Before you commit the data, it is good practice to convert the data into the correct format, as often in the ArcGIS API for Android, values that users have entered (from an EditText or Spinner view) are returned as a string. The code snippet above for determining the field type can be used so that relevant parsing of string values into the required data type (integers, dates, doubles, and so on) can be performed.

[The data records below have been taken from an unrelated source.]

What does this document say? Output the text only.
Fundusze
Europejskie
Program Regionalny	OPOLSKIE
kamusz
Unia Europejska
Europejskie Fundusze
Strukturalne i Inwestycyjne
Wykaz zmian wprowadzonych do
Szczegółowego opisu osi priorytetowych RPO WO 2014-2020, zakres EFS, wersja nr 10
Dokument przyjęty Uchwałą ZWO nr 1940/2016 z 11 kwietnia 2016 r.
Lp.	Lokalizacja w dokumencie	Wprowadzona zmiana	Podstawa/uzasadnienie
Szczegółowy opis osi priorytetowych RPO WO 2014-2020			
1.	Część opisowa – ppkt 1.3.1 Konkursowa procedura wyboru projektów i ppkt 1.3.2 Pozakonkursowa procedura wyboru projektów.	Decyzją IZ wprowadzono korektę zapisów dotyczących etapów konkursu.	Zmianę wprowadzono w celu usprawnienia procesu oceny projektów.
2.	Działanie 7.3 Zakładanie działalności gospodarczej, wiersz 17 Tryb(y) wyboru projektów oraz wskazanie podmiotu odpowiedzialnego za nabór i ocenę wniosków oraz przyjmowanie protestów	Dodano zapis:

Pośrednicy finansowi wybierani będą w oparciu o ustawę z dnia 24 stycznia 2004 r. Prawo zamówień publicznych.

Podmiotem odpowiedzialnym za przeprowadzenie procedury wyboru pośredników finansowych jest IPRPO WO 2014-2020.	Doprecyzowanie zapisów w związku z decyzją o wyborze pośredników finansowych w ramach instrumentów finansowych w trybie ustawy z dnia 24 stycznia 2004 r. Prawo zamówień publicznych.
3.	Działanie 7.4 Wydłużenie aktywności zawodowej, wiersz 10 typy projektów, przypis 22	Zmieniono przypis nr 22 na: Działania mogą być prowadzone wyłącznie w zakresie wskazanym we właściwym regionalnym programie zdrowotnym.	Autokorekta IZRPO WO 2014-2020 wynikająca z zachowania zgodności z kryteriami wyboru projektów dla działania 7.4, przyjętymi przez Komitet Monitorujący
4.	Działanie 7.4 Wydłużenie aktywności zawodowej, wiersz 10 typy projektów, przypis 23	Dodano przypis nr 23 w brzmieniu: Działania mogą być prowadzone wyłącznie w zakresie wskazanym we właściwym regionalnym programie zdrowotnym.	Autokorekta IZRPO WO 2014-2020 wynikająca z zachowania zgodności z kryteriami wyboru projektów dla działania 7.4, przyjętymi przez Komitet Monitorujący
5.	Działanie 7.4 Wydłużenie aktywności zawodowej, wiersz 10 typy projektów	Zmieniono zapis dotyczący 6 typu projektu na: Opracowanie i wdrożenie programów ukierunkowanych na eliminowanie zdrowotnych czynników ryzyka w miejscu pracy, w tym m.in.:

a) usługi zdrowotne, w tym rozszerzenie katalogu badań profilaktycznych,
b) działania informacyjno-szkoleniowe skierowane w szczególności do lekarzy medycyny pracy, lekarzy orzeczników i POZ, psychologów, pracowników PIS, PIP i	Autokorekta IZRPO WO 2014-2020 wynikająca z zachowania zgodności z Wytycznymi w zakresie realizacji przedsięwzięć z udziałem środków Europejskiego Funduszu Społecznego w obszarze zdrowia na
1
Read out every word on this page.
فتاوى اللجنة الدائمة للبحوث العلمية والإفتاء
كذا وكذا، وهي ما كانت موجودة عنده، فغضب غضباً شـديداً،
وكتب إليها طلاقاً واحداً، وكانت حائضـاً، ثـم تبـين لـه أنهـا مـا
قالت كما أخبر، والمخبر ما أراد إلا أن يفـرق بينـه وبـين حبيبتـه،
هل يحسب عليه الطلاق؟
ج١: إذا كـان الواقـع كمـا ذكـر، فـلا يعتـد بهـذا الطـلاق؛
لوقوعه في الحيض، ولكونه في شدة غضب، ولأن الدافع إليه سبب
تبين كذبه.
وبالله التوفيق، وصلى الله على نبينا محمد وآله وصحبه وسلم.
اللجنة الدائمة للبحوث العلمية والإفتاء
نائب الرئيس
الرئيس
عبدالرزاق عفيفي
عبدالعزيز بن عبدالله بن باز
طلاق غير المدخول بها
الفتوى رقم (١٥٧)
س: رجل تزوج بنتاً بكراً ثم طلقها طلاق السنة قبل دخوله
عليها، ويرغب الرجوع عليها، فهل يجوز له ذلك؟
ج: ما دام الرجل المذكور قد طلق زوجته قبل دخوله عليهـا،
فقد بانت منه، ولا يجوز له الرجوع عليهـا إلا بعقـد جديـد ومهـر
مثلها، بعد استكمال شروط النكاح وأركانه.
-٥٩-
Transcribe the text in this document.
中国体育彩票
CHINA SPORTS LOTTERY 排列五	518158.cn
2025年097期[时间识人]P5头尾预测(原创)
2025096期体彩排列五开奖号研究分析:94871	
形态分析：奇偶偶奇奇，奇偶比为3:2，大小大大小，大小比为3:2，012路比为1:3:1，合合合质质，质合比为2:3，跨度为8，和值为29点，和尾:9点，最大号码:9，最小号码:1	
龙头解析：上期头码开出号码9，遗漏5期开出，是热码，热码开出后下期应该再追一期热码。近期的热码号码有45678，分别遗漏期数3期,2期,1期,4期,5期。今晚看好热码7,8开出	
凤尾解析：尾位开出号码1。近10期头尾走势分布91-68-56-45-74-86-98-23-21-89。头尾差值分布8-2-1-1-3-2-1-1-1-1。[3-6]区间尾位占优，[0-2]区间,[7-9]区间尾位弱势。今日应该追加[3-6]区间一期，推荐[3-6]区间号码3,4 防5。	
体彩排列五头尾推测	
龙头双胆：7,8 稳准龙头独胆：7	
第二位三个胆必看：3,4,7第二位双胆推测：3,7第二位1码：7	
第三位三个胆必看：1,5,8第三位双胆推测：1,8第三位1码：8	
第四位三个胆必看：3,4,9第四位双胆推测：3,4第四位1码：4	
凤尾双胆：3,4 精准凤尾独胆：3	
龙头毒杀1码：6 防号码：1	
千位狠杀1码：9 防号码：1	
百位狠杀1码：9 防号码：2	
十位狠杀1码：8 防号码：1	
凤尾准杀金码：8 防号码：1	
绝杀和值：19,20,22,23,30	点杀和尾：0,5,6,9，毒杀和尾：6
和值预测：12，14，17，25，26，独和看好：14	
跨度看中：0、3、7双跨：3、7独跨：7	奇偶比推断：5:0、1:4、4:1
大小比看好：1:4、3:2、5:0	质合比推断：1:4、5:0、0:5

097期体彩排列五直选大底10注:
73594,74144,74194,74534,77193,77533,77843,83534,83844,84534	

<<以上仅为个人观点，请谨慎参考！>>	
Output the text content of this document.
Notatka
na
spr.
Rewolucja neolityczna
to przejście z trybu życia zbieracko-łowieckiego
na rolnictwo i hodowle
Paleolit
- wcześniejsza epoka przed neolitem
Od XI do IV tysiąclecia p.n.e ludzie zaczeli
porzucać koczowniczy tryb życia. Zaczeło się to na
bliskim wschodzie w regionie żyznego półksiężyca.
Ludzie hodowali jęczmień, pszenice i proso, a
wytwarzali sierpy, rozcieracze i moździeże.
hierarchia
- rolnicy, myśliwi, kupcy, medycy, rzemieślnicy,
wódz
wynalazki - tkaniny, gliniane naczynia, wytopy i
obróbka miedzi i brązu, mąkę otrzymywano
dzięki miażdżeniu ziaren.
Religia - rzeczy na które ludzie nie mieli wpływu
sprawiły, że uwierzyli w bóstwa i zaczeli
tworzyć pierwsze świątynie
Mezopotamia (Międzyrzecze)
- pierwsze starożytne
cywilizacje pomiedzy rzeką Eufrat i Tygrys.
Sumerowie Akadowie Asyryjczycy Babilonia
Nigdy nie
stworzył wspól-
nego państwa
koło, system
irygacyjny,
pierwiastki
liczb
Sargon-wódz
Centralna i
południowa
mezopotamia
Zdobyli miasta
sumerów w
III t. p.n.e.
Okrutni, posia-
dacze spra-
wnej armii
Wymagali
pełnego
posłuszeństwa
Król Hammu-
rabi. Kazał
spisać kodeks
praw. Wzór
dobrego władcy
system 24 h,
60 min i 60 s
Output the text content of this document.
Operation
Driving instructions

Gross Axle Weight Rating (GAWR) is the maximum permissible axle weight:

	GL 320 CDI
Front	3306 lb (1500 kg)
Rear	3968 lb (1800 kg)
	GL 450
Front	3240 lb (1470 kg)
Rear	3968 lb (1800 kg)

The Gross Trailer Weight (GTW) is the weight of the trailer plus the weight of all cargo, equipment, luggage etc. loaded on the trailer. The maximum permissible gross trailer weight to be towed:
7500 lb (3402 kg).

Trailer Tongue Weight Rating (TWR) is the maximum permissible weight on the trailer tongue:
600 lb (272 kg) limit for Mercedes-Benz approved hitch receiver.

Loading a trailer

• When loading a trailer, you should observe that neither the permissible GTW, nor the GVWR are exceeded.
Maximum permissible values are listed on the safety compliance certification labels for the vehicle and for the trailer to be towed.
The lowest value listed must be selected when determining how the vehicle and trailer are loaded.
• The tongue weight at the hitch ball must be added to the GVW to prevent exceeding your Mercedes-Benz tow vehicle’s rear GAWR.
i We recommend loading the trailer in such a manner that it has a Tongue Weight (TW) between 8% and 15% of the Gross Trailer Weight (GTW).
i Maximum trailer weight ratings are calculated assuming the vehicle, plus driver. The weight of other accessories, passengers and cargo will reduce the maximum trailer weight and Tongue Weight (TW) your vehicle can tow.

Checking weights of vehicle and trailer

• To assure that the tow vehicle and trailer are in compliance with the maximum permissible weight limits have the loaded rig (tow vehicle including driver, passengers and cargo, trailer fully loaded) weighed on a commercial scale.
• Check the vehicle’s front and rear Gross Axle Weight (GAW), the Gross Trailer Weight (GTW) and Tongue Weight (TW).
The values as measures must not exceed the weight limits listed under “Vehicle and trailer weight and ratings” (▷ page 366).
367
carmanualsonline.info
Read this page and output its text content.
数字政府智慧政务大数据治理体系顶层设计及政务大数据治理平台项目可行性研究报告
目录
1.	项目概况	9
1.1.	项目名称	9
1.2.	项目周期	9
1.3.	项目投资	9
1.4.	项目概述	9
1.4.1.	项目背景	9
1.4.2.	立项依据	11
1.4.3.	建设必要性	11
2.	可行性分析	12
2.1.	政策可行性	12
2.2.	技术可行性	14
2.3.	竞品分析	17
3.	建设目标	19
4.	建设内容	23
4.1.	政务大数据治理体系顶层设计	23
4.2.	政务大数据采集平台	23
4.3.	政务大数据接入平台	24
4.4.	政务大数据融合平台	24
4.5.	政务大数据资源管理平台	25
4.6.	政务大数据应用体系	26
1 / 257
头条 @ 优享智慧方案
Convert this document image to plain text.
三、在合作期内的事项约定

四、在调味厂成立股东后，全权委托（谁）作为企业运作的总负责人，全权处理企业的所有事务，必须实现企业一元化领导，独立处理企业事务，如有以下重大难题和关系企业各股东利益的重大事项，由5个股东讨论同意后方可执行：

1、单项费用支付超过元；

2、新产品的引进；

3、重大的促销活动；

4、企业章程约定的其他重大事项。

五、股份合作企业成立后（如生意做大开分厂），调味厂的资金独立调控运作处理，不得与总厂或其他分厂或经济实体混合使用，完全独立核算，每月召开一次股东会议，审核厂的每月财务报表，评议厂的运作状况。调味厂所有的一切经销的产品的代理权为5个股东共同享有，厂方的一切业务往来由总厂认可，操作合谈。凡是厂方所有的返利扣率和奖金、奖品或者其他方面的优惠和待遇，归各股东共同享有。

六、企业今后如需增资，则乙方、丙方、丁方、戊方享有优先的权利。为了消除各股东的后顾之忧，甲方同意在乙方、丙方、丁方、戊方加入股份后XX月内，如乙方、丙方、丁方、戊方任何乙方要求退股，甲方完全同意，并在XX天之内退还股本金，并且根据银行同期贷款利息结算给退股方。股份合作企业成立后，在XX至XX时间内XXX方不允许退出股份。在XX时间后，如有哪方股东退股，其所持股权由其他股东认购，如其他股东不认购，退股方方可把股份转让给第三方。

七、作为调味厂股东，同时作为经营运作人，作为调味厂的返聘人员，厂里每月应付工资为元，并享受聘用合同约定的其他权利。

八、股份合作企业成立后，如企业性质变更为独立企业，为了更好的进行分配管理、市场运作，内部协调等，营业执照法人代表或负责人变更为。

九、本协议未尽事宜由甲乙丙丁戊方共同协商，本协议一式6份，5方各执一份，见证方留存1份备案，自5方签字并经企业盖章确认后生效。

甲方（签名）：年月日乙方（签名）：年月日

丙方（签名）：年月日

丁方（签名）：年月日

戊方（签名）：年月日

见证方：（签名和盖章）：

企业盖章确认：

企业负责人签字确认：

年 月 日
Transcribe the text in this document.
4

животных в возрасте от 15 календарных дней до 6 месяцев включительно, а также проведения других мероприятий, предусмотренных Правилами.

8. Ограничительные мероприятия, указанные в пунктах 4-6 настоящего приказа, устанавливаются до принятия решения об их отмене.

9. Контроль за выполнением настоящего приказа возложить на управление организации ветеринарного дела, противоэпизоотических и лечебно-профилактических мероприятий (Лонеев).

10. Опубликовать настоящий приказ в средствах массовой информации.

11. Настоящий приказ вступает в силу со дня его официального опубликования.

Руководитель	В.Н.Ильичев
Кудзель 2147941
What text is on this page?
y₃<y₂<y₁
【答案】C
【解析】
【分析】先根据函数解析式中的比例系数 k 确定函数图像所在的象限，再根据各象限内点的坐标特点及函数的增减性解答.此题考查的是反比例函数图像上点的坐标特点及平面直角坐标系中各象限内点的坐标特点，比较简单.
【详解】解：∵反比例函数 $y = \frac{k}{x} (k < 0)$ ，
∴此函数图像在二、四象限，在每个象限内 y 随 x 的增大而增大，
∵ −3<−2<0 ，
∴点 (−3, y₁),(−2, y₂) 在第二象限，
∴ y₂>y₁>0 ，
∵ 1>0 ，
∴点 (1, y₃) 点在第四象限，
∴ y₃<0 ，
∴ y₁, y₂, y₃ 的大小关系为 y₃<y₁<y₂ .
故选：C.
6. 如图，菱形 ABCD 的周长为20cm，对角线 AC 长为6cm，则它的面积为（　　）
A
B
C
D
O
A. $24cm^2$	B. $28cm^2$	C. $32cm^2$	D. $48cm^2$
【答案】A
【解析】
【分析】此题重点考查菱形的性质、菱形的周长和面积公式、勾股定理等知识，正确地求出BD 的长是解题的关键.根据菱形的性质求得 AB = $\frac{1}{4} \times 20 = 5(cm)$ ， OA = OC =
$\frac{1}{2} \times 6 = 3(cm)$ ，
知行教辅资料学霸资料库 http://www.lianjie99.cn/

Using FeatureLayer.applyEdits()

Editing the attributes of an existing feature is essentially a feature update (rather than an add or delete, which are the other editing operation types). To do this, you can use the ArcGISFeatureLayers.applyEdits() asynchronous method. Updated graphics are passed in as the third argument. The updated Graphic object does not have to include all attributes, and it is possible to only pass in those attributes that have changed. However, the ObjectID attribute must be passed in for the edit to succeed. The following method shows this:

/**
 * Applies updates to a string field for a single feature.
 */
public void applyAttributeUpdates(String newAttributeValue, Field newAttributeField, String ObjectID, ArcGISFeatureLayer featureLayer, SimpleMarkerSymbol symbol) {

  Map<String, Object> attr = new HashMap<String, Object>();
  attr.put(newAttributeField.getName(), newAttributeValue);
  attr.put(featureLayer.getObjectIdField(), ObjectID);
  graphic = new Graphic(geometry, symbol, attr, null);

  featureLayer.applyEdits(null, null, new Graphic[] { graphic },
    new CallbackListener<FeatureEditResult[][]>() {

      public void onError(Throwable error) {
        // TODO implement error code
      }

      public void onCallback(FeatureEditResult[][] editResult) {

        // Check the response for success or failure
        if (editResult[2] != null && editResult[2][0] != null && editResult[2][0].isSuccess()) {
        // TODO implement success logic
      }
    }
  });
}

A new CallbackListener needs to be created to handle the asynchronous response from the applyEdits() method. The onCallback() method receives a FeatureEditResult[ ][ ] multidimensional array object. This result object contains FeatureEditResult objects for every addition, deletion, and update. In the code above, editResult[0] would provide addition results; editResult[1], deletion results; and editResult[2], update results. A FeatureEditResult is returned for every feature edit. The case above only expects one result, which would be referenced by the following: editResult[2][0].

The onCallback() method is called even if there is an error with the edits, so you need to add some code like the above to check for success or failure. The onError() method will also fire after this method if there has been an error.